L'azione promossa dalla trevigiana Obiettivo Risarcimento, vittima un 61enne sardo la cui famiglia si è affidata ad un legale padovano; il Presidente Simioni spiega che anche senza decreti attuativi è già possibile promuovere l’accertamento tecnico preventivo citando tanto il nosocomio quanto l’impresa di assicurazione.

Nota - Questo comunicato è stato pubblicato integralmente come contributo esterno. Questo contenuto non è pertanto un articolo prodotto dalla redazione di TrevisoToday

Treviso, 4 aprile 2017 - Il caso di un 61enne, deceduto per una sospetta e quanto grave malnutrizione, in seguito ad un intervento al ginocchio, è il primo caso che in Italia si appella alla nuova legge sulla responsabilità medica appena entrata in vigore. Una vicenda che tecnicamente parte tutta dal Veneto: una famiglia di Olbia, sei fratelli, si è rivolta ad Obiettivo Risarcimento, una società specializzata nel cosiddetto tutoring (ovvero l'assistenza delle famiglie in caso di episodi di presunta malasanità) che ha sede a Treviso. Mentre il legale che segue la famiglia ha studio a Padova. La vicenda si è consumata tra due ospedali: l'Asl 2 di Olbia ed il "Brotzu" di Cagliari "vista l'entrata in vigore della nuova legge, vogliamo verificare fin da subito - spiega Roberto Simioni, Presidente di Obiettivo Risarcimento - se quanto promette corrisponde a verità ovvero vedere ristorati, lì dove le ragioni di questa famiglia trovassero conferma, i danni sanitari in tempi più brevi di un tempo".

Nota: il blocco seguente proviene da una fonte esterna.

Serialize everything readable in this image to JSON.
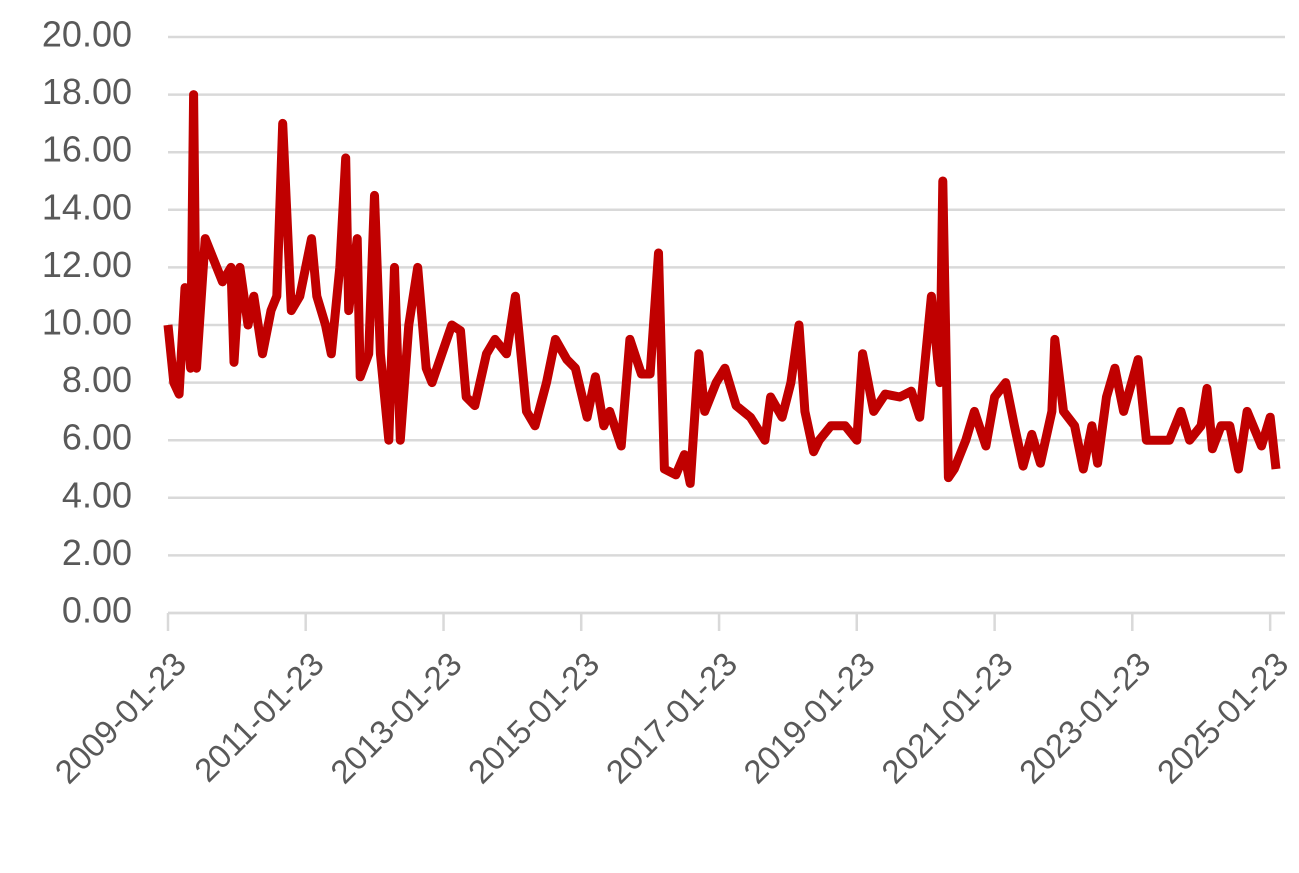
{
  "chart_data": {
    "type": "line",
    "color": "#c00000",
    "grid": true,
    "x": [
      "2009-01-23",
      "2009-02-23",
      "2009-03-23",
      "2009-04-23",
      "2009-05-23",
      "2009-06-08",
      "2009-06-23",
      "2009-08-08",
      "2009-11-08",
      "2009-12-23",
      "2010-01-08",
      "2010-02-08",
      "2010-03-23",
      "2010-04-23",
      "2010-06-08",
      "2010-07-23",
      "2010-08-23",
      "2010-09-23",
      "2010-11-08",
      "2010-12-23",
      "2011-02-23",
      "2011-03-23",
      "2011-05-08",
      "2011-06-08",
      "2011-07-23",
      "2011-08-23",
      "2011-09-08",
      "2011-10-23",
      "2011-11-08",
      "2011-12-23",
      "2012-01-23",
      "2012-02-23",
      "2012-04-08",
      "2012-05-08",
      "2012-06-08",
      "2012-07-23",
      "2012-09-08",
      "2012-10-23",
      "2012-11-23",
      "2013-03-08",
      "2013-04-23",
      "2013-05-23",
      "2013-07-08",
      "2013-09-08",
      "2013-10-23",
      "2013-12-23",
      "2014-02-08",
      "2014-04-08",
      "2014-05-23",
      "2014-07-23",
      "2014-09-08",
      "2014-11-08",
      "2014-12-23",
      "2015-02-23",
      "2015-04-08",
      "2015-05-23",
      "2015-06-23",
      "2015-08-23",
      "2015-10-08",
      "2015-12-08",
      "2016-01-23",
      "2016-03-08",
      "2016-04-08",
      "2016-06-08",
      "2016-07-23",
      "2016-08-23",
      "2016-10-08",
      "2016-11-08",
      "2017-01-08",
      "2017-02-23",
      "2017-04-23",
      "2017-07-08",
      "2017-09-23",
      "2017-10-23",
      "2017-12-23",
      "2018-02-08",
      "2018-03-23",
      "2018-04-23",
      "2018-06-08",
      "2018-07-08",
      "2018-09-08",
      "2018-11-23",
      "2019-01-23",
      "2019-02-23",
      "2019-04-23",
      "2019-06-23",
      "2019-09-08",
      "2019-11-08",
      "2019-12-23",
      "2020-02-23",
      "2020-04-08",
      "2020-04-23",
      "2020-05-23",
      "2020-06-23",
      "2020-08-23",
      "2020-10-08",
      "2020-12-08",
      "2021-01-23",
      "2021-03-23",
      "2021-05-08",
      "2021-06-23",
      "2021-08-08",
      "2021-09-23",
      "2021-11-23",
      "2021-12-08",
      "2022-01-23",
      "2022-03-23",
      "2022-05-08",
      "2022-06-23",
      "2022-07-23",
      "2022-09-08",
      "2022-10-23",
      "2022-12-08",
      "2023-02-23",
      "2023-04-08",
      "2023-05-23",
      "2023-08-08",
      "2023-10-08",
      "2023-11-23",
      "2024-01-23",
      "2024-02-23",
      "2024-03-23",
      "2024-05-08",
      "2024-06-23",
      "2024-08-08",
      "2024-09-23",
      "2024-12-08",
      "2025-01-23",
      "2025-02-23"
    ],
    "values": [
      10,
      8,
      7.6,
      11.3,
      8.5,
      18,
      8.5,
      13,
      11.5,
      12,
      8.7,
      12,
      10,
      11,
      9,
      10.5,
      11,
      17,
      10.5,
      11,
      13,
      11,
      10,
      9,
      12,
      15.8,
      10.5,
      13,
      8.2,
      9,
      14.5,
      9,
      6,
      12,
      6,
      10,
      12,
      8.5,
      8,
      10,
      9.8,
      7.5,
      7.2,
      9,
      9.5,
      9,
      11,
      7,
      6.5,
      8,
      9.5,
      8.8,
      8.5,
      6.8,
      8.2,
      6.5,
      7,
      5.8,
      9.5,
      8.3,
      8.3,
      12.5,
      5,
      4.8,
      5.5,
      4.5,
      9,
      7,
      8,
      8.5,
      7.2,
      6.8,
      6,
      7.5,
      6.8,
      8,
      10,
      7,
      5.6,
      6,
      6.5,
      6.5,
      6,
      9,
      7,
      7.6,
      7.5,
      7.7,
      6.8,
      11,
      8,
      15,
      4.7,
      5,
      6,
      7,
      5.8,
      7.5,
      8,
      6.5,
      5.1,
      6.2,
      5.2,
      7,
      9.5,
      7,
      6.5,
      5,
      6.5,
      5.2,
      7.5,
      8.5,
      7,
      8.8,
      6,
      6,
      6,
      7,
      6,
      6.5,
      7.8,
      5.7,
      6.5,
      6.5,
      5,
      7,
      5.8,
      6.8,
      5
    ],
    "xlim": [
      "2009-01-23",
      "2025-02-23"
    ],
    "xticks": [
      "2009-01-23",
      "2011-01-23",
      "2013-01-23",
      "2015-01-23",
      "2017-01-23",
      "2019-01-23",
      "2021-01-23",
      "2023-01-23",
      "2025-01-23"
    ],
    "ylim": [
      0,
      20
    ],
    "yticks": [
      {
        "value": 0,
        "label": "0.00"
      },
      {
        "value": 2,
        "label": "2.00"
      },
      {
        "value": 4,
        "label": "4.00"
      },
      {
        "value": 6,
        "label": "6.00"
      },
      {
        "value": 8,
        "label": "8.00"
      },
      {
        "value": 10,
        "label": "10.00"
      },
      {
        "value": 12,
        "label": "12.00"
      },
      {
        "value": 14,
        "label": "14.00"
      },
      {
        "value": 16,
        "label": "16.00"
      },
      {
        "value": 18,
        "label": "18.00"
      },
      {
        "value": 20,
        "label": "20.00"
      }
    ]
  }
}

Per l'avvocato Federico Gallana, legale della famiglia, "si tratta di un vero e proprio caso di malasanità: prima l'intervento chirurgico al ginocchio, poi vari ricoveri, a seguire la carenza di vitamina B1, la conseguente malnutrizione che non curata adeguatamente, e' sfociata in encefalopatia di Wernicke, mutata successivamente in Sindrome di Korsakoff. Ricoverato nuovamente, stavolta in rianimazione, l'uomo è poi deceduto". "Tra le novità introdotte dalla nuova Legge Gelli sulla responsabilità medica - continua Simioni - vi è anche quella relativa al coinvolgimento diretto delle imprese assicurative garanti delle strutture sanitarie. Importante rilevare che nell'attesa che vengano approvati i decreti attuativi, dando così alla legge piena efficacia, si può sin d'ora promuovere l'accertamento tecnico preventivo, che ora è legislativamente previsto, citando tanto il nosocomio quanto l'impresa di assicurazione. Ciò consentirà di radicare il contenzioso anche avanti il Foro alternativo della sede legale assicurativa; inoltre vi è l'opportunità di poter coinvolgere direttamente le assicurazioni mediante il ricorso giudiziario finalizzato alla conciliazione delle parti contendenti".

"Per la prima volta, quindi, nel nostro ordinamento, si potranno affrontare - continua Simioni - le questioni dei danni sanitari di fronte ad un collegio medico-legale nominato eventualmente, d'ora in poi, da un Foro giurisdizionale diverso, a maggior garanzia di terzietà, rispetto a quello ove si verifica l'evento. Infatti, nel caso in esame, operiamo presso il Tribunale di Milano anziché quello di Cagliari sede legale dell'assicurazione" chiude il Presidente di Obiettivo Risarcimento.